Tuesday, July 16, 2024

Things Black Folk Have to Let Go of to Move Forward

August 18, 2007 by  
Filed under News, Weekly Columns

(Akiit.com) *White people aren’t scared of black people anymore.

That’s the stark conclusion a black friend and I came to the other day. He and his girlfriend were in a restaurant when they got into a confrontation over a table that required an Angry Black Man stance: Some stoic glaring; a bit of aggressive physical posturing.

Only this time, my friend got a surprise: the white man postured right back.

I could understand it if he had a plaid shirt and a red neck,” my friend said, only half joking in his analysis. “Or if he were Italian. They don’t take no shit. The new Russian immigrants don’t know they’re supposed to be scared of black people. But this cat was about 40. A nerd! And he looked at me, like, ‘BRANG it, motherfucka!’ This been happening to me more and more, man. I thought, ‘Oh shit, white folks ain’t scared of us no more.”

We laughed, conceded the absurdity of it all–and then acknowledged a strange twinge of regret that if some things have to change, then EVERYTHING has to change. Fact is, the Angry Black Man (ABM) routine comes in handy, on, say, a freeway, or at the return counter of a department store. It works.

Powered by white America’s guilt and collective notion that blacks generally are confrontational and violent people, ABM, like the warning scent of a skunk or sight of a porcupine’s quills, often serves as a deterrent to assorted racist bullshit. Puts a certain white person in check. However, increasingly, ABM’s bark is falling on a deaf conscience.

We’ve become too familiar to white folks. Now officially “free,” we’re preoccupied with the same things as everyone else in America. In the process, the Angry Black Man has been all but demystified. What with Oprah and the invention of upper and middle class blacks, increasingly, whites are convinced we have very little to be angry about.

Whether or not that is true, one of the tradeoffs of our hard-fought progress is that blacks don’t get to manipulate the very stereotypes we fight to abolish.

For example, while the black man can’t control what anyone chooses to think about him, he can’t be offended by his objectification if he continues to hold on (literally) to the notion that he is the penis king. What seems like a legend that serves us was created by racism and fear. Let us leave the debate of who has the biggest dick to fearful, sexist racists.

Likewise, blacks have never understood the long held white belief that the black woman is this sex-driven freak. Yet, when you look at rap videos, you see black men and women–us–perpetuating those very sexual stereotypes. We can’t have it both ways.

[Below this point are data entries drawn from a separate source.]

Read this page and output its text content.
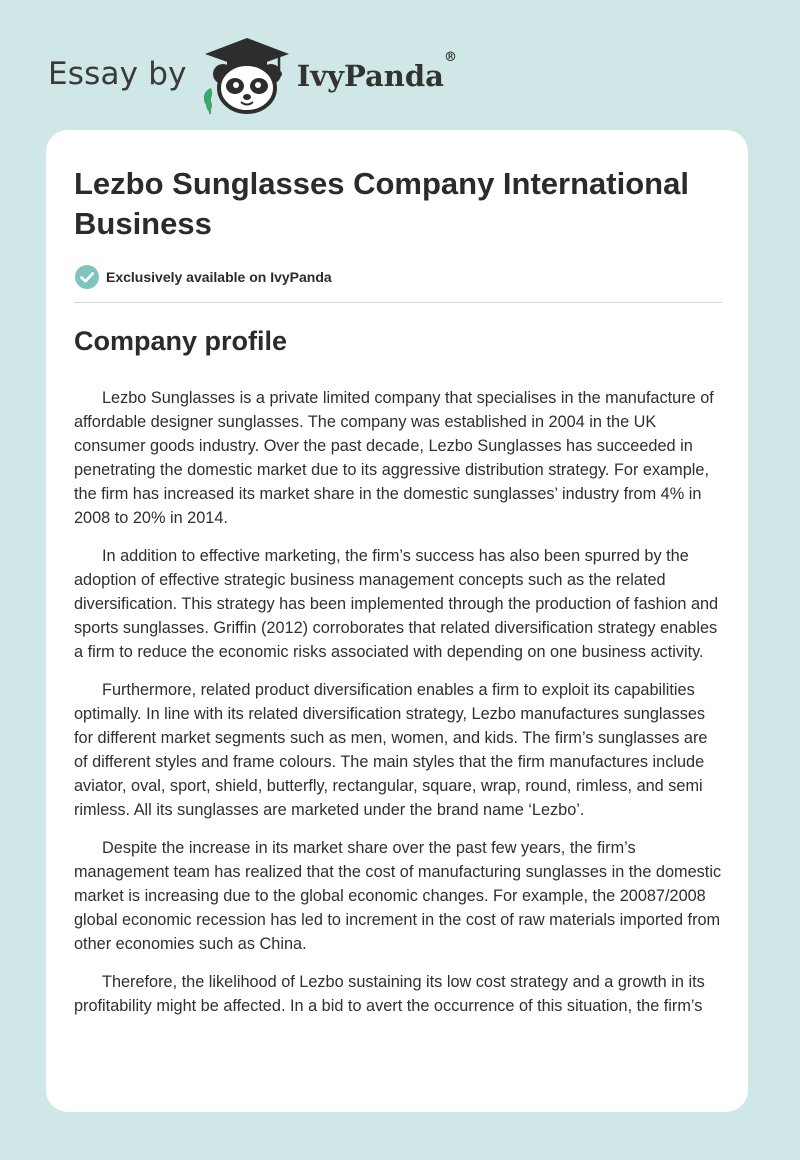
Essay by	IvyPanda®
Lezbo Sunglasses Company International Business
Exclusively available on IvyPanda
Company profile

Lezbo Sunglasses is a private limited company that specialises in the manufacture of affordable designer sunglasses. The company was established in 2004 in the UK consumer goods industry. Over the past decade, Lezbo Sunglasses has succeeded in penetrating the domestic market due to its aggressive distribution strategy. For example, the firm has increased its market share in the domestic sunglasses’ industry from 4% in 2008 to 20% in 2014.

In addition to effective marketing, the firm’s success has also been spurred by the adoption of effective strategic business management concepts such as the related diversification. This strategy has been implemented through the production of fashion and sports sunglasses. Griffin (2012) corroborates that related diversification strategy enables a firm to reduce the economic risks associated with depending on one business activity.

Furthermore, related product diversification enables a firm to exploit its capabilities optimally. In line with its related diversification strategy, Lezbo manufactures sunglasses for different market segments such as men, women, and kids. The firm’s sunglasses are of different styles and frame colours. The main styles that the firm manufactures include aviator, oval, sport, shield, butterfly, rectangular, square, wrap, round, rimless, and semi rimless. All its sunglasses are marketed under the brand name ‘Lezbo’.

Despite the increase in its market share over the past few years, the firm’s management team has realized that the cost of manufacturing sunglasses in the domestic market is increasing due to the global economic changes. For example, the 20087/2008 global economic recession has led to increment in the cost of raw materials imported from other economies such as China.

Therefore, the likelihood of Lezbo sustaining its low cost strategy and a growth in its profitability might be affected. In a bid to avert the occurrence of this situation, the firm’s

To move forward, we have to discard some stuff. Such as the idea that all whites are inherently racist–and the hypothesis that blacks CAN’T be racists; that by sheer nature of the wrongs committed against us, we are entitled to stew in our own prejudice and intolerance.

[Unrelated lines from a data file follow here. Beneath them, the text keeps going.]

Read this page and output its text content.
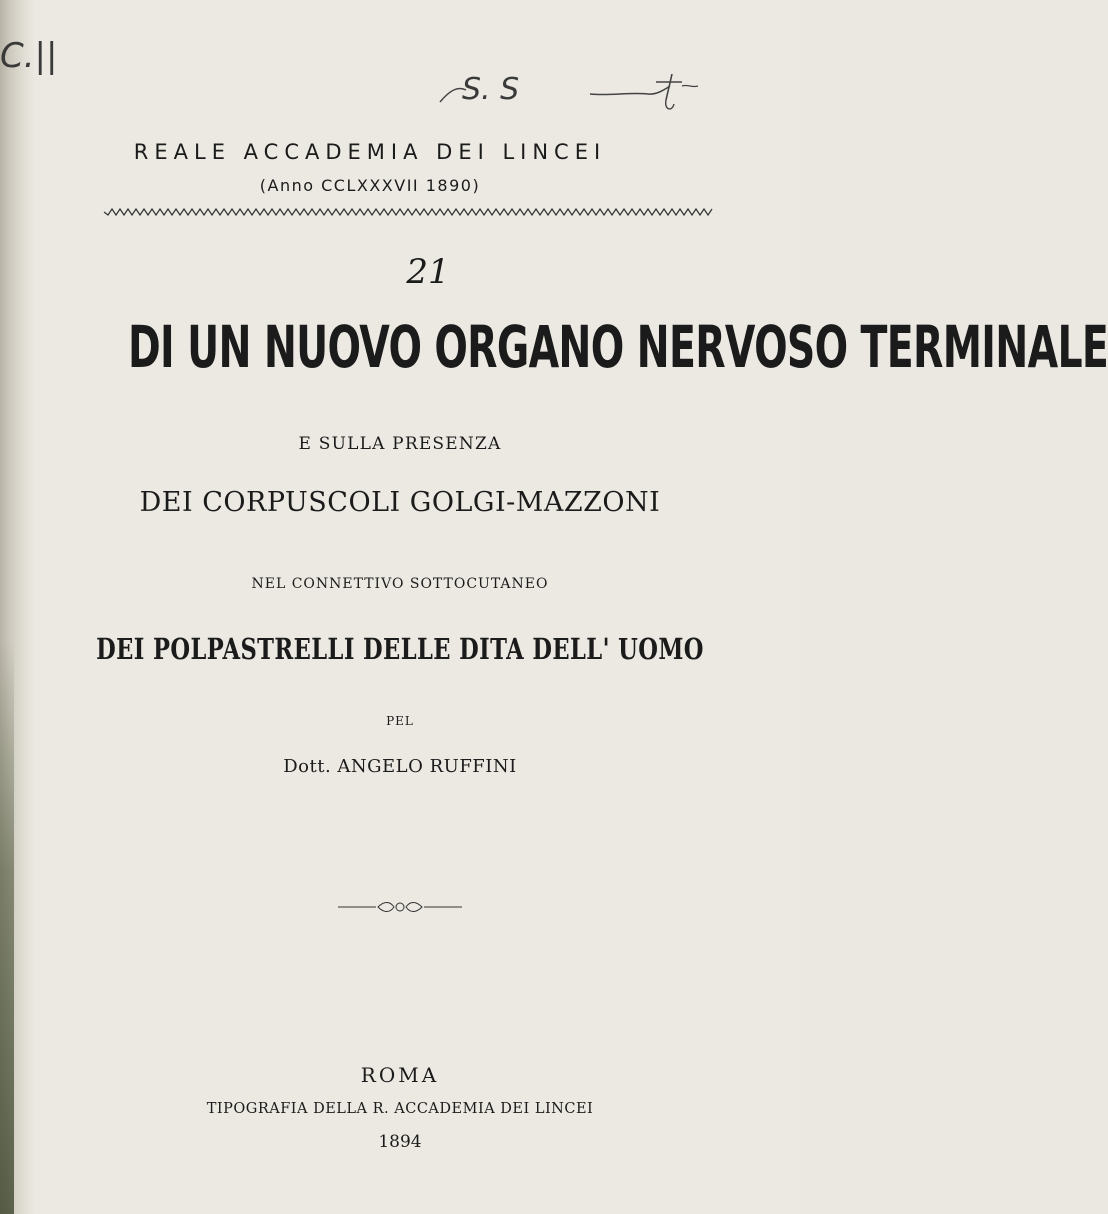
C.||
S. S
REALE ACCADEMIA DEI LINCEI
(Anno CCLXXXVII 1890)
21
DI UN NUOVO ORGANO NERVOSO TERMINALE
E SULLA PRESENZA
DEI CORPUSCOLI GOLGI-MAZZONI
NEL CONNETTIVO SOTTOCUTANEO
DEI POLPASTRELLI DELLE DITA DELL' UOMO
PEL
Dott. ANGELO RUFFINI
ROMA
TIPOGRAFIA DELLA R. ACCADEMIA DEI LINCEI
1894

We have been in America for a long time. We are products of an environment in which we have been both victims and culprits. If today we can be CEOs of Fortune 500 companies, if we can be President of the United States–and we can–then we have to admit that we can be serial killers, too.

Granted, some things are more difficult to let go of than others. However, once we come to grips with the fact that doo-doo, bronzed and praised, is still doo-doo; once we acknowledge that we cannot pick and choose the turds to suit our fractured whim, then we can get on with celebrating that which truly makes us unique.

Such as our dynamic resilience, and our magnificent sense of spirit, unique to any other human beings in the modern world. We possess a remarkable capacity for forgiveness. And we own a history of fortitude and integrity that we seem hell bent on obliterating.

I can get angry, and with good reason. However, I was not, as some would have me believe, born mad. I wake up every morning as a human being–who is only reminded of his hue when he steps out into the world.

However, for me there is no value in having the person in the car next to me, who happens to be white, be afraid of the Angry Black Man. I can no longer believe that his fear of my posturing serves me. In order to move forward, this is the kind of thinking I have to give up.